There are also several notable books out there to add colour and background, as well as relevant context and critique around the social, political and economic conditions of the time, and I’ll be making my way through those over the strike period (and probably beyond): Darvall’s Popular Disturbances and Public Order in Regency England” (based on his PhD thesis), and Hammond & Hammond’s The Skilled Labourer, 1760-1832, for example. (Another, more recent, PhD thesis that looks relevant for dipping into the archives is Bend’s 2018 thesis, The Home Office and public disturbance, c. 1800-1832.)

As far as original documents go, the Home Office archives HO 40/1 The Luddite riots – reports and HO 40/2 The Luddite riots – military reports are where I’m starting, and which are perhaps most immediately relevant. (Additional Home Office records can be found via the National Archives here, or search the National Archives using references of the form HO-42-19.) I can’t quite thoile getting Writings of the Luddites just now, but I’m intrigued as to what’s in it… (Please feel free to buy and ship me a copy from my wishlist… Or anything else from on there, for that matter, it being Christmas upcoming and all that…;-)

There are probably lots of other Home Office collections that contain relevant stuff, but I’ll be relying on secondary sources to give me rather more targeted initial hooks into those…

One of the things I am finding quite tricky is actually reading the handwritten script (palaeographer, I am not..). Someone has obviously read the originals in compiling posts on the Luddite Centenary blog, but I haven’t been able to find the original transcripts anywhere.

One thing I have been using to support my own transcription (using the Luddite Centenary posts as a crib, I have to admit!) is Transkribus, which I found via a British Library site, I think, an EU funded project that provides a cross-platform app for supporting the transcription of hand-written docs. (I had considered trying to build my own tool chain, but this was much easier!)

The app itself provides, out of the can, the ability to identify lines of handwriting and then you can provide your own transcription against the line:

The application can also try to do script2text conversions. There are some built in models available, but they didn’t seem to work so well. The idea seems to be more that you provide your own transcribed documents and when you have 15k words / 50 pages or so ready to go, you request permission to train a model on that; but that will take me some time to get to!

(I am hoping to bootstrap at some point, getting a model that can start to help with making transcriptions at least, providing a crude draft I could then work from to correct…)

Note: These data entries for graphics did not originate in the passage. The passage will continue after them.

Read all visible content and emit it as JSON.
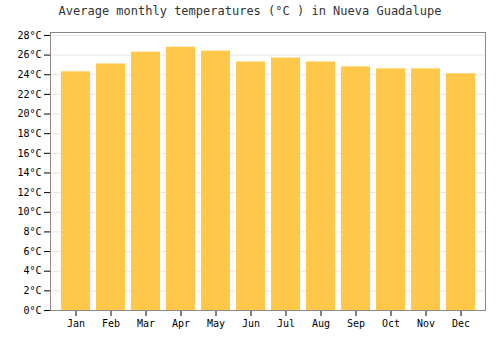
{
  "chart_data": {
    "type": "bar",
    "title": "Average monthly temperatures (°C ) in Nueva Guadalupe",
    "categories": [
      "Jan",
      "Feb",
      "Mar",
      "Apr",
      "May",
      "Jun",
      "Jul",
      "Aug",
      "Sep",
      "Oct",
      "Nov",
      "Dec"
    ],
    "values": [
      24.3,
      25.1,
      26.3,
      26.8,
      26.4,
      25.3,
      25.7,
      25.3,
      24.8,
      24.6,
      24.6,
      24.1
    ],
    "color": "#FFC84A",
    "ylim": [
      0,
      28.3
    ],
    "yticks": [
      {
        "value": 0,
        "label": "0°C"
      },
      {
        "value": 2,
        "label": "2°C"
      },
      {
        "value": 4,
        "label": "4°C"
      },
      {
        "value": 6,
        "label": "6°C"
      },
      {
        "value": 8,
        "label": "8°C"
      },
      {
        "value": 10,
        "label": "10°C"
      },
      {
        "value": 12,
        "label": "12°C"
      },
      {
        "value": 14,
        "label": "14°C"
      },
      {
        "value": 16,
        "label": "16°C"
      },
      {
        "value": 18,
        "label": "18°C"
      },
      {
        "value": 20,
        "label": "20°C"
      },
      {
        "value": 22,
        "label": "22°C"
      },
      {
        "value": 24,
        "label": "24°C"
      },
      {
        "value": 26,
        "label": "26°C"
      },
      {
        "value": 28,
        "label": "28°C"
      }
    ],
    "grid": true
  }
}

Transkribus also allows you to tag certain elements, but I don’t think the tags, which would presumably be used as the basis for training a named entity tagger, are used for anything much at the moment. Still, it makes sense to tag-as-you-go, I guess!

At the moment I’m still in very early days, and my reading is not that fast. I have started wondering about models based on particular correspondents, such as Joseph Radcliffe, Justice of the Peace in Huddersfield. I’m not sure if the CC00727 – SIR JOSEPH RADCLIFFE OF HUDDERSFIELD, LUDDITE RECORDS ON MICROFILM (MIC:5) held by the West Yorkshire Archive Service contain papers written by Radcliffe as well as ones sent to him, but if they do it might be interesting to to try to get a digitised copy of them and run them through against the model…

One thing I have found slightly trickier than I’d expected is tracking down both Parliamentary papers and Parliamentary Acts. The UK Parliament Parliamentary Archives sends you off to a commercial Proquest database (subscription required; I presumably do have academic access, but: a) I’m on strike, so using my credentials would be crossing the picket like; b) other people aren’t so privileged).

What is irksome is that I can download a scanned copy of the pages from Google going from Google Books, to trying to read the book (not necessarily successfully — I don’t have cookies set…) on Google Play, which adds it to my Google Play library:

and from where I can download it as a PDF…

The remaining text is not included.